Experten raten deshalb zu einer Hyposensibilisierung. Sie setzt dort an, wo die Pollenallergie entsteht: im Immunsystem. Denn das reagiert bei Heuschnupfenpatienten überempfindlich auf die an sich harmlosen Blütenpollen in der Luft. Bei einer Hyposensibilisierung verabreicht der Arzt den Betroffenen kleine Mengen der allergieauslösenden Substanz. Während der Behandlung wird nach und nach die Dosis erhöht, damit sich das Immunsystem langsam an das Allergen gewöhnt und weniger sensibel reagiert. Ärzte sprechen folglich auch von einer spezifischen Immuntherapie (SIT).

Behandlung ist langwierig

Wer sich einer Hyposensibilisierung unterzieht, braucht allerdings Geduld, denn die Behandlung erstreckt sich meist über drei bis fünf Jahre. Der behandelnde Arzt klärt zunächst ab, auf welche Pollen der Patient allergisch reagiert. Steht der Allergieauslöser fest, setzt die Therapie einige Monate vor Beginn des jeweiligen Pollenfluges ein, häufig also bereits im Herbst oder Winter. Für gewöhnlich erhält der Patient das Allergen als Injektion unter die Haut des Oberarms. In der ersten Phase wird das Extrakt wöchentlich mit steigender Dosierung verabreicht, bis die maximale Dosis erreicht ist. Während der eigentlichen Heuschnupfensaison muss der Patient dann nur noch einmal im Monat zum Arzt.

Wem das zu lange dauert, der kann sich auch für eine Kurzzeittherapie entscheiden. Sie beginnt erst kurz vor Beginn der Pollensaison. Dabei wird die Dosierung des Allergens sehr schnell erhöht, sodass schon vier bis acht Injektionen in kurzen Abständen ausreichen, um zur Maximaldosis zu gelangen.

Tabletten statt Spritzen

Als Alternative zur Injektion unter die Haut kann das Allergen auch in Tropfen- oder Tablettenform eingenommen werden. Bei dieser Methode genügt es in der Regel, wenn der Patient zur erstmaligen Behandlung beim Arzt erscheint. Danach kann die Einnahme auch zu Hause erfolgen.
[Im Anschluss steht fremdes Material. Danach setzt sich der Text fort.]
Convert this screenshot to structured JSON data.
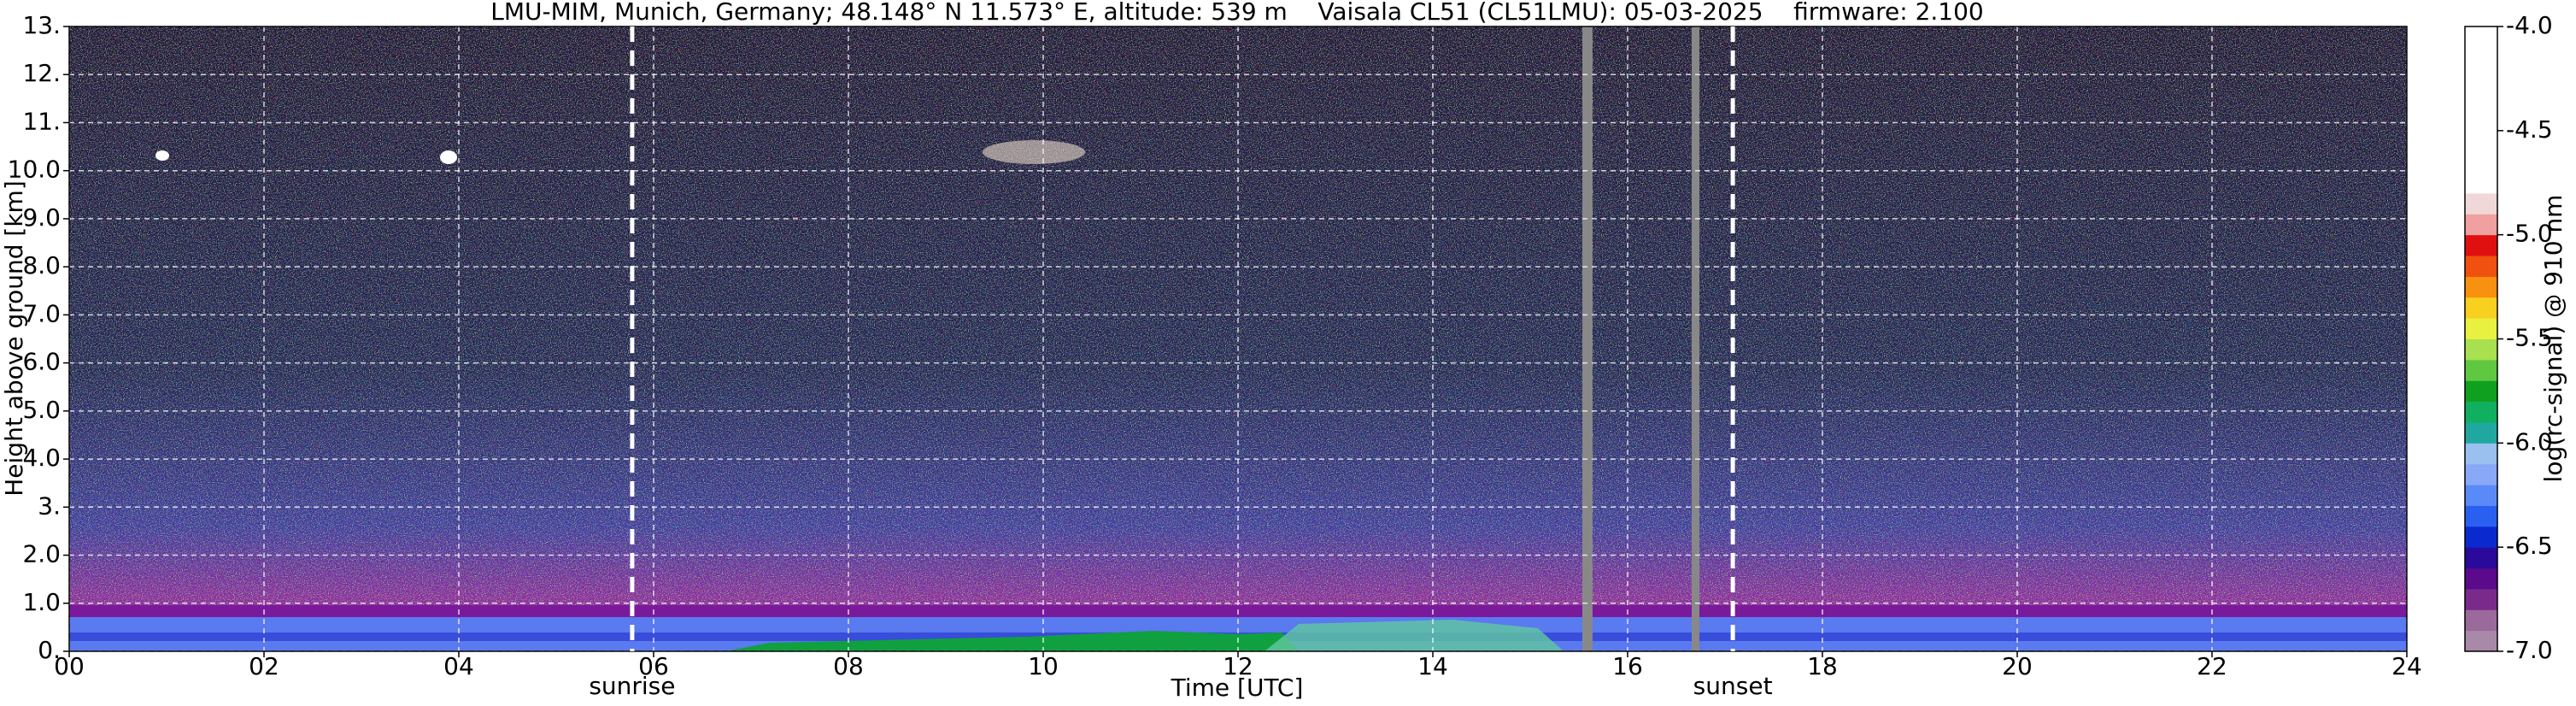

Obwohl die Hyposensibilisierung als risikoarm gilt, kann es danach gelegentlich zu allergischen Reaktionen kommen. Diese können von Rötungen und Quaddeln an der Einstichstelle über Schweißausbrüche, Übelkeit und Erbrechen bis hin zum eher seltenen anaphylaktischen Schock reichen. Deshalb ist es notwendig, dass die Patienten nach einer Injektion noch eine halbe Stunde in der Praxis bleiben. Bei der Einnahme von Tabletten oder Tropfen kommt es häufiger zu einem Kribbeln auf der Zunge. Schwere Nebenwirkungen sind dabei bislang nicht aufgetreten.

Der Berufsverband der HNO-Ärzte beziffert die Erfolgsquote bei einer Hyposensibilisierung mit 90 Prozent. Sollten dennoch wieder einmal allergische Reaktionen auftreten, kann der Allergieauslöser nochmals über einen kurzen Zeitraum verabreicht werden.